CD Recensies

FIBICH: SYMFONIEËN NR. 1-3

Fibich: Symfonieën nr. 1 in F, op. 17, H. 270, 2 in Es op. 38, H. 304, 3 in e op. 53, H. 324. Detroit Symfonie orkest o.l.v. Neeme Järvi. Chandos CHAN 9682 (2 cd’s, 1u. 45’33”). 

Fibich: Symfonieën nr. 1 in F, op. 17, H. 270, 2 in Es op. 38, H. 304, 3 in e op. 53, H. 324. Razoumovsky Symfonie orkest o.l.v. Andrew Mogrelia. Naxos 8.553699 (71’20”). 1996

Fibich: Symfonie 3 in e op. 53, H. 324; Ouvertures Sárka op. 51, H. 321; Voorspel derde akte De storm op. 46, H. 259 en ‘Treurmars’ uit De bruid uit Messina op. 18, H, 268. Janáček filharmonisch orkest o.l.v. Marek Štilec. Naxos 8.574120 (63’13”). 2019

Het werk van de Tsjechische componist Zdenek Fibich (1850 - 1900) raakte nogal vermalen onder dat van zijn populaire landgenoten Smetana en Dvorak, maar had dringend behoefte aan een herwaardering. Zijn reputatie als koopman in tragedies met een voorliefde voor Wagner werd door zijn tijdgenoten veroordeeld, maar als toondichter uit de tweede helft van de negentiende eeuw is daar zeker in zijn drie Symfonieën uit respectievelijk 1883, 1893 en 1898 weinig te bespeuren. Ze zijn stevig geworteld in de Tsjechische volksmuziek en tamelijk optimistisch van inslag. 

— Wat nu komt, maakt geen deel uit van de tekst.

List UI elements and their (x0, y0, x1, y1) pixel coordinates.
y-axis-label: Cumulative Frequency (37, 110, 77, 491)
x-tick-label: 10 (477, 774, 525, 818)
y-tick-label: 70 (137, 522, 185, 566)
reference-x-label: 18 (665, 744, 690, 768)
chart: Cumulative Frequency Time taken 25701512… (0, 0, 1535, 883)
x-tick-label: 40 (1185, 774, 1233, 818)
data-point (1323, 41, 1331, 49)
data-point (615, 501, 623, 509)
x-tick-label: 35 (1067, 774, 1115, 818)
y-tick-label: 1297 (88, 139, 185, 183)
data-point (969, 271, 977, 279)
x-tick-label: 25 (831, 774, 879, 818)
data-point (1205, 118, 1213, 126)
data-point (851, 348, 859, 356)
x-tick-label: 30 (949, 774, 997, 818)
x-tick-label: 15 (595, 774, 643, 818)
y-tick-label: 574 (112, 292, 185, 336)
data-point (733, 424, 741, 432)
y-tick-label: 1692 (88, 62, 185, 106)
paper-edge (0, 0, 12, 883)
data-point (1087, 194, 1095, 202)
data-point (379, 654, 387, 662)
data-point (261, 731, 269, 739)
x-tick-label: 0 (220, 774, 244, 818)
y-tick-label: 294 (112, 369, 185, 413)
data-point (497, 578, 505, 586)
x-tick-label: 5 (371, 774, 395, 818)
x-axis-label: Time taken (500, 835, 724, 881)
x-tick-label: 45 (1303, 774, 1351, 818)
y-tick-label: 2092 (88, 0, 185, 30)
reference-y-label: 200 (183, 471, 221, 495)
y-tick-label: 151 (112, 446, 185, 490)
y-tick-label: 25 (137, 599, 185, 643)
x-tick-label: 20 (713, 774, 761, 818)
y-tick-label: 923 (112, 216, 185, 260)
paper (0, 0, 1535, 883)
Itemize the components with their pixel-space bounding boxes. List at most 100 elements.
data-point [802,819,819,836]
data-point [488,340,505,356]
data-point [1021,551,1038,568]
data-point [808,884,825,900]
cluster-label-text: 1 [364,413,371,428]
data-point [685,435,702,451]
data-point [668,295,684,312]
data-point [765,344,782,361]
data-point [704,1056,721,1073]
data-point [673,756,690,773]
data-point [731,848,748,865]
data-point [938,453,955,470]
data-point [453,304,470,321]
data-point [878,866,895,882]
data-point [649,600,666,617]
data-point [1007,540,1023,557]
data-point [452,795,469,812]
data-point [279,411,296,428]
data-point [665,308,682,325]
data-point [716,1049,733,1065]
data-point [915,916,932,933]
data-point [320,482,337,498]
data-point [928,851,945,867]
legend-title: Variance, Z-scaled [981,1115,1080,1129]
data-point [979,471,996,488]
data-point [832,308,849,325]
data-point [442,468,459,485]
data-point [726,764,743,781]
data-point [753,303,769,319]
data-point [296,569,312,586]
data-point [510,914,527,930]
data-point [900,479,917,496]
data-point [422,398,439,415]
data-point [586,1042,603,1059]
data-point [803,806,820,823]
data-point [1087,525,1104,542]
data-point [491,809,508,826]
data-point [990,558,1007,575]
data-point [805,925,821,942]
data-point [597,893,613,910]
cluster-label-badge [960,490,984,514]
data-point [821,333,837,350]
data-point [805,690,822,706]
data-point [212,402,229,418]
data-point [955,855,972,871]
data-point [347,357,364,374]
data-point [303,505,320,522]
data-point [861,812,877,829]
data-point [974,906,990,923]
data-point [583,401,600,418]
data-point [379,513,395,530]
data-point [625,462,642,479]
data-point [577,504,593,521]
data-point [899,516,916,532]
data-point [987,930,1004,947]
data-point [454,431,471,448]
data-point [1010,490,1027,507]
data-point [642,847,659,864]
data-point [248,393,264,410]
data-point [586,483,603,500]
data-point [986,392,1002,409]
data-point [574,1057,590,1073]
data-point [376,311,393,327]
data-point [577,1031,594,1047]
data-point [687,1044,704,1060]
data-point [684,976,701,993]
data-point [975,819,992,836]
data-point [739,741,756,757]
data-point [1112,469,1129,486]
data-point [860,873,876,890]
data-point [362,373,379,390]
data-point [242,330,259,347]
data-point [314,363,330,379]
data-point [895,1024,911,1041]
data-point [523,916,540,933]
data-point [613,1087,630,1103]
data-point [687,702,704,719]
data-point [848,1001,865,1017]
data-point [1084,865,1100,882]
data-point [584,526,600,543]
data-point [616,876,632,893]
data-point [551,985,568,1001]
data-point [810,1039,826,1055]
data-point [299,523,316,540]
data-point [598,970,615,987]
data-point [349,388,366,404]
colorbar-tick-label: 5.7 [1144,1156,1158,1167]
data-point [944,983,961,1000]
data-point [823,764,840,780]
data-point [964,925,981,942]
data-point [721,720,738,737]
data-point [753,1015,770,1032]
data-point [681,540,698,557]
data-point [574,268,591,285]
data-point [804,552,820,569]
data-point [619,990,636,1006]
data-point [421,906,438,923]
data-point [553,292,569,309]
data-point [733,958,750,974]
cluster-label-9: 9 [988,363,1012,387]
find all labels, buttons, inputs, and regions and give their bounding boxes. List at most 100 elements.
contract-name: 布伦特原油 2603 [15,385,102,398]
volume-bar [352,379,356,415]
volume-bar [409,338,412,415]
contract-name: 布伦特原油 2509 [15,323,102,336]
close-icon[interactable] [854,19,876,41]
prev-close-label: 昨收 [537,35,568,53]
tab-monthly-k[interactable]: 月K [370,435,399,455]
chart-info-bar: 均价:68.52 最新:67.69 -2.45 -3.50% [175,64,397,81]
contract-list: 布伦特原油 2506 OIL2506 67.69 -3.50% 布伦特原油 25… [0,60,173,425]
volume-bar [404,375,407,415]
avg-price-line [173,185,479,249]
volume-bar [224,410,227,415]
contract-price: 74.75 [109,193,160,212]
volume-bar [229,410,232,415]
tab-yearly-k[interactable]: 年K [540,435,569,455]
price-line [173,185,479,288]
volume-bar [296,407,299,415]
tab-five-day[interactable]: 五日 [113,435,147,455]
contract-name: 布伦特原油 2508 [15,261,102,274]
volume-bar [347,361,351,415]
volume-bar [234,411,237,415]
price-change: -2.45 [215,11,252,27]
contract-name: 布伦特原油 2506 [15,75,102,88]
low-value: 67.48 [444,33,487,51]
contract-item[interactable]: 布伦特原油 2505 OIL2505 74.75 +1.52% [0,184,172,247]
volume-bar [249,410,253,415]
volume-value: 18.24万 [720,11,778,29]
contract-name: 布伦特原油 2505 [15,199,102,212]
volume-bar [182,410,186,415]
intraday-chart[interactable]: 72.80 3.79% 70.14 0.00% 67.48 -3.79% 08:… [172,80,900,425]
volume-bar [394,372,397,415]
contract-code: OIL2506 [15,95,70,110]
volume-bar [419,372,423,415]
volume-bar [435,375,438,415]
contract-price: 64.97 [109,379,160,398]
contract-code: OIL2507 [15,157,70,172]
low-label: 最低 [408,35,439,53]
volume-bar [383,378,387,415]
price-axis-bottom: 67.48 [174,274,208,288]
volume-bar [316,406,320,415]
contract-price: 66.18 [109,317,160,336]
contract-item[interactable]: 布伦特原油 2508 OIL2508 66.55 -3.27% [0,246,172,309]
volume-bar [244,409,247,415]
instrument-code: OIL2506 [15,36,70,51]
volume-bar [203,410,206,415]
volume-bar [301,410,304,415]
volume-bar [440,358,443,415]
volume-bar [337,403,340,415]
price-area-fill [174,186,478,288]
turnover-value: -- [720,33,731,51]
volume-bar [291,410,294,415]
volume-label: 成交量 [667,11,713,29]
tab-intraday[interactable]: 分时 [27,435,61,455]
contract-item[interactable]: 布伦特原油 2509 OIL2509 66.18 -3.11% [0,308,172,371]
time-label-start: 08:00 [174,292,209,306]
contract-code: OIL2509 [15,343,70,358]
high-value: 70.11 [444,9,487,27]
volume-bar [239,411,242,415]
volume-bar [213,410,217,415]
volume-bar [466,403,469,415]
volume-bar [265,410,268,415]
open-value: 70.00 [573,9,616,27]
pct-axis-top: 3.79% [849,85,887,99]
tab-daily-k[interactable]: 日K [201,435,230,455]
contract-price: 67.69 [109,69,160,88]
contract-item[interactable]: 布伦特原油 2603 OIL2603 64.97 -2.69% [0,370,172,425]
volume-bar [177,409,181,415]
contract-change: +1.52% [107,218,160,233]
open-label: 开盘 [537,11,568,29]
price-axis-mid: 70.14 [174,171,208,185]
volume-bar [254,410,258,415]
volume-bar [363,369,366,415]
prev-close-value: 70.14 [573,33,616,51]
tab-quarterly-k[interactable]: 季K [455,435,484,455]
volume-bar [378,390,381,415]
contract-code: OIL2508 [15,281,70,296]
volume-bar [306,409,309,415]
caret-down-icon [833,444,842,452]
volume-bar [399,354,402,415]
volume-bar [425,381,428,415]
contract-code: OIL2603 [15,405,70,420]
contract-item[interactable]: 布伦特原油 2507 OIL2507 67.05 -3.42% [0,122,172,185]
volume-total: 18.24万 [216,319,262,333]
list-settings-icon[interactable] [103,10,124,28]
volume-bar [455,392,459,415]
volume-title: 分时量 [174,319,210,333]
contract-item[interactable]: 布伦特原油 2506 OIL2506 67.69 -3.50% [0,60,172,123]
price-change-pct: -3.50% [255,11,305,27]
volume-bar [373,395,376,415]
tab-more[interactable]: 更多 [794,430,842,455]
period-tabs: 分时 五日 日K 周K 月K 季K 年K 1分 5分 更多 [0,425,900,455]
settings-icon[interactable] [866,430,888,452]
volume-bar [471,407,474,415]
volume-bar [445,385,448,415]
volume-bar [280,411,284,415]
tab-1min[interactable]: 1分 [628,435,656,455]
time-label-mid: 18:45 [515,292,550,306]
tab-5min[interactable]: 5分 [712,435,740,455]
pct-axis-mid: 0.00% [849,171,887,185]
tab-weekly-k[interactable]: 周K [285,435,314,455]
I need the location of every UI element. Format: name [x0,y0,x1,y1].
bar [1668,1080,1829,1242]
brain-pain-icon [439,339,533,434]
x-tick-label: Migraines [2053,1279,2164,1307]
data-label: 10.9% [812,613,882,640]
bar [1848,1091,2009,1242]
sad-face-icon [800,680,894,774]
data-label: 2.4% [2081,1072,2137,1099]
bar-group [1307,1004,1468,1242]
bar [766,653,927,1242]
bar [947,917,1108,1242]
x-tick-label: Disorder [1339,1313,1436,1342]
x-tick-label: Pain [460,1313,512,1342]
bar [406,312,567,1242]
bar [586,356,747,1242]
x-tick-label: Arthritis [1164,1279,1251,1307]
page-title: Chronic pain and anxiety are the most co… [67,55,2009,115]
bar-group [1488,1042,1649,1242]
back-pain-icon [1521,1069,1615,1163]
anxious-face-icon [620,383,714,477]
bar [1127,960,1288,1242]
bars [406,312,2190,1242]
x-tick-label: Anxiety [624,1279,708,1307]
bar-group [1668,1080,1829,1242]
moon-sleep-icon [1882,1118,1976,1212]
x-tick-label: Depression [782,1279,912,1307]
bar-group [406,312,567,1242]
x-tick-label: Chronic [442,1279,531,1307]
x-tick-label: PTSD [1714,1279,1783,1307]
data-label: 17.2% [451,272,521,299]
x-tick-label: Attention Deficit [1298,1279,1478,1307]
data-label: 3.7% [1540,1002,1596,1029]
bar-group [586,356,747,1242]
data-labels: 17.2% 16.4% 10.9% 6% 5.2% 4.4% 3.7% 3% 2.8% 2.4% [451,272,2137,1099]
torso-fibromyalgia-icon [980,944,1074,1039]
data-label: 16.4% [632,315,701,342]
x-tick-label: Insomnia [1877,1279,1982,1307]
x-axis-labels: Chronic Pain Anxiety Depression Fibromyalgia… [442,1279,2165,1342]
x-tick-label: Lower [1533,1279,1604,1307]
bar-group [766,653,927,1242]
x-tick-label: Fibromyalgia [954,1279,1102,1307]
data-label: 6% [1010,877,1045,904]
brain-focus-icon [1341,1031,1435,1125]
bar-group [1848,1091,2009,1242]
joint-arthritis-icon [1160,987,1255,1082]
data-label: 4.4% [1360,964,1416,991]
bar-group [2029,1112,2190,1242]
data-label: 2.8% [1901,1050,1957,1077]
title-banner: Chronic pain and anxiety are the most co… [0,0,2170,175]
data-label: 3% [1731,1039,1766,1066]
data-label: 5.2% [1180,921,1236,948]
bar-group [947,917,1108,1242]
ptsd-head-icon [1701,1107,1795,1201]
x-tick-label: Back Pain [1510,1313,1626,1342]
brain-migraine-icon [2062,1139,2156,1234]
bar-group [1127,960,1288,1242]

Fibich begon al aan zijn Symfonie nr. 1 terwijl hij studeerde aan het Conservatorium in Leipzig maar het duurde tot 1883 voordat deze de eerste keer werd uitgevoerd. Symfonie nr. 2 begint begint stoer en gepassioneerd, maar wordt daarna al gauw vriendelijker. Het adagio is heel mooi. Net als later vaak bij Mahler illustreert de Symfonie nr. 3 een toch vanuit het duister naar het licht met heel aantrekkelijk melodisch materiaal.

Met het briljante en virtuoze orkest uit Detroit zorgt Neeme Järvi voor optimale verklankingen in de best denkbare prachtig prachtige Chandosklanken.

Andrew Mogrelia en Marek Štilec zorgen voor een goedkoper alternatief, maar beschikken over minder goede orkesten (vooral de strijkers klinken wat dunnetjes), maar Štilec laat ons wel kennismaken met een paar andere orkestwerken van Fibich.

De toegevoegde H. nummers zijn ontleend aan de chronische numerieke catalogus van Vladimir Hudec uit 2001.